Qualitative impairment in social interaction

Parents may recall a major event preceding the change, such as the birth of a sibling, the death of a grandparent, or a physical illness, but it is unclear whether the child was truly unimpaired prior to the event. As infants, autistic children may be content to lie in their cribs or playpens by themselves for hours without crying or making demands on parents, who feel initially that they have a good, easy-to-care-for baby. Other infants may be irritable and cry frequently.

Qualitative impairment in social interaction

The social impairment in autistic disorder was viewed by Kanner as the core deficit in a syndrome manifesting with myriad features. However, research in the past few decades was directed toward elucidating the cognitive and language impairments, thought by many to be primary deficits leading to a secondary disturbance in social interaction.

The nature of the social impairment in autism varies with the child’s developmental level, and its severity often decreases as the child gets older. From the first year of life, autistic children may show an impairment in reciprocal social interaction, as seen in a failure to cuddle, failure to raise their arms in anticipation of being picked up, lack of imitation of speech and gestures, failure to point to or show objects to others, and abnormality of eye gaze behavior.

For example, although autistic children may occasionally make eye contact when giving an object to an adult, they rarely make eye contact with an adult when both child and adult are watching something of interest.

That last deficit, known as a deficit in joint attention–a concept well developed by 2 years of age-may be indicative of an inability to understand that a focus of attention or perspective may be shared. Reciprocal games such as patty cake and peek-a-boo may not appear. Although some autistic children may seem indifferent or unresponsive toward their parents’ approaches or to separation from them, others may be anxious about separation and cling to their parents. Still others may be indiscriminately friendly and kiss strangers.

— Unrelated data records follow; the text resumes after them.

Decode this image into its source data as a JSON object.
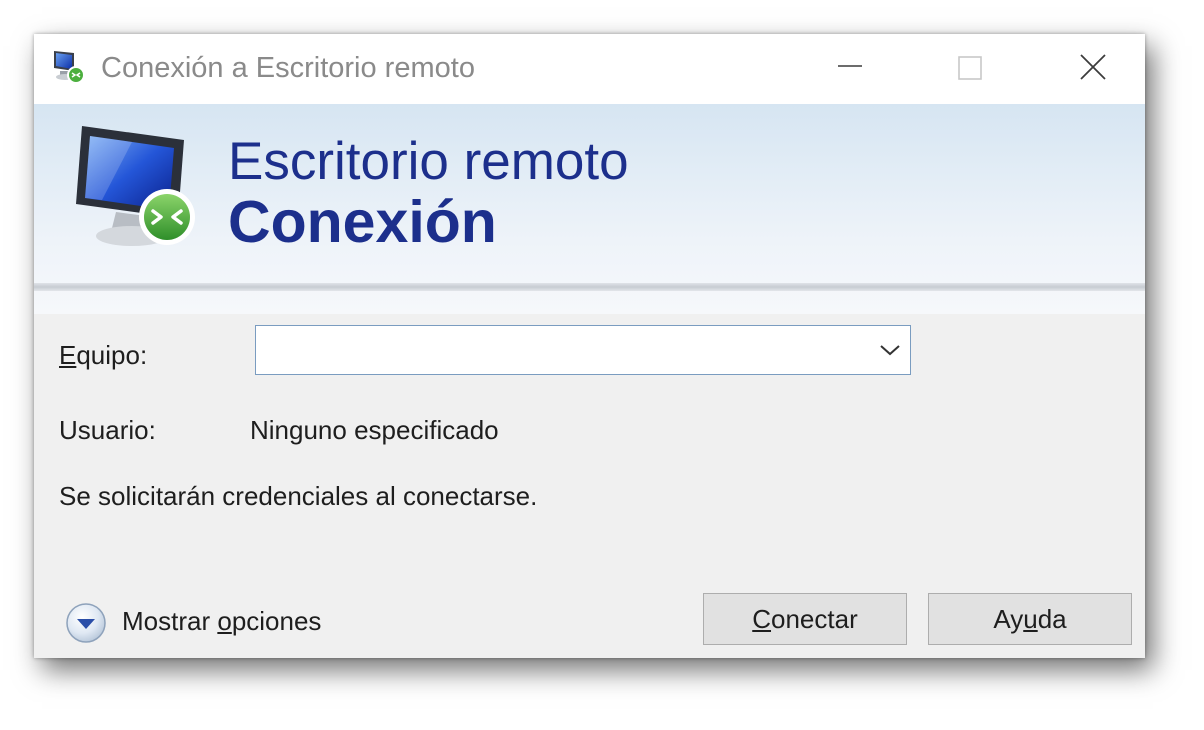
{
  "window": {
    "title": "Conexión a Escritorio remoto"
  },
  "banner": {
    "line1": "Escritorio remoto",
    "line2": "Conexión"
  },
  "form": {
    "computer": {
      "label_accel": "E",
      "label_rest": "quipo:",
      "value": "",
      "placeholder": ""
    },
    "user": {
      "label": "Usuario:",
      "value": "Ninguno especificado"
    },
    "info": "Se solicitarán credenciales al conectarse."
  },
  "options": {
    "label_pre": "Mostrar ",
    "label_accel": "o",
    "label_post": "pciones"
  },
  "buttons": {
    "connect": {
      "accel": "C",
      "rest": "onectar"
    },
    "help": {
      "pre": "Ay",
      "accel": "u",
      "post": "da"
    }
  },
  "icons": {
    "app": "remote-desktop-icon",
    "minimize": "minimize-icon",
    "maximize": "maximize-icon",
    "close": "close-icon",
    "combo": "chevron-down-icon",
    "options": "chevron-down-circle-icon"
  },
  "colors": {
    "accent": "#1c2f8c",
    "title_text": "#8a8a8a",
    "dialog_bg": "#f0f0f0",
    "combo_border": "#7a9cc0"
  }
}
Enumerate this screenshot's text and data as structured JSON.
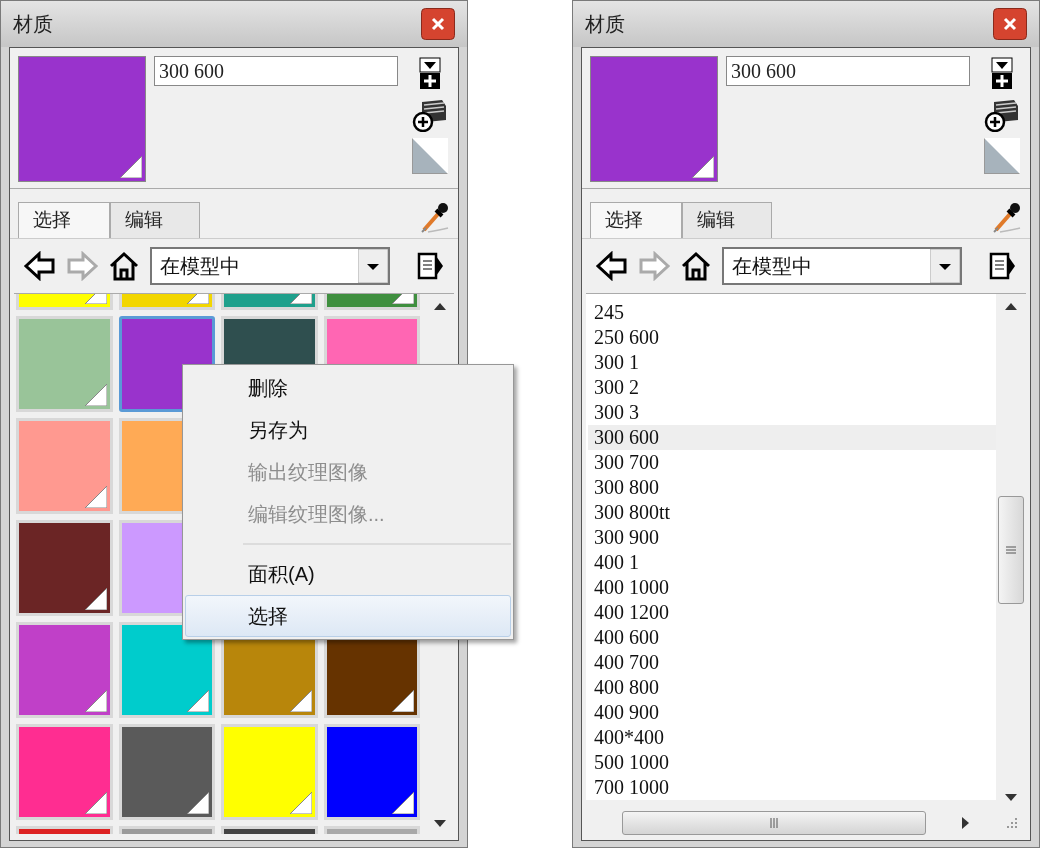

Autistic children fail to develop social play with other children, often preferring solitary activities. The social aloofness seen in younger autistic children may decrease with age; nevertheless, although they may report an interest in making friendships, even the brightest children are hampered by an inability to understand many conventions of social interaction. That defect in social cognition may have its earliest roots in an inability to comprehend facial expressions or to express their own affective states vocally or by facial expression; those difficulties may underlie the autistic person’s inability to relate empathically to others, which would preclude normal social interaction. Social interactions of autistic children have been divided into three groups: aloof, passive, and active but odd. Aloof interactions are seen in the most withdrawn individuals, who are usually indifferent to or upset by social approaches and show minimal attachment behavior and affection. Passive interactions are seen in those who accept social approaches and who may play with other children if the play is structured for them. Children with active but odd interactions spontaneously approach others, but the interaction is often inappropriate and one-sided. It appears that level of cognitive functioning distinguishes the groups, with the aloof-reaction group being the most impaired and the group exhibiting active but odd interactions being the least impaired.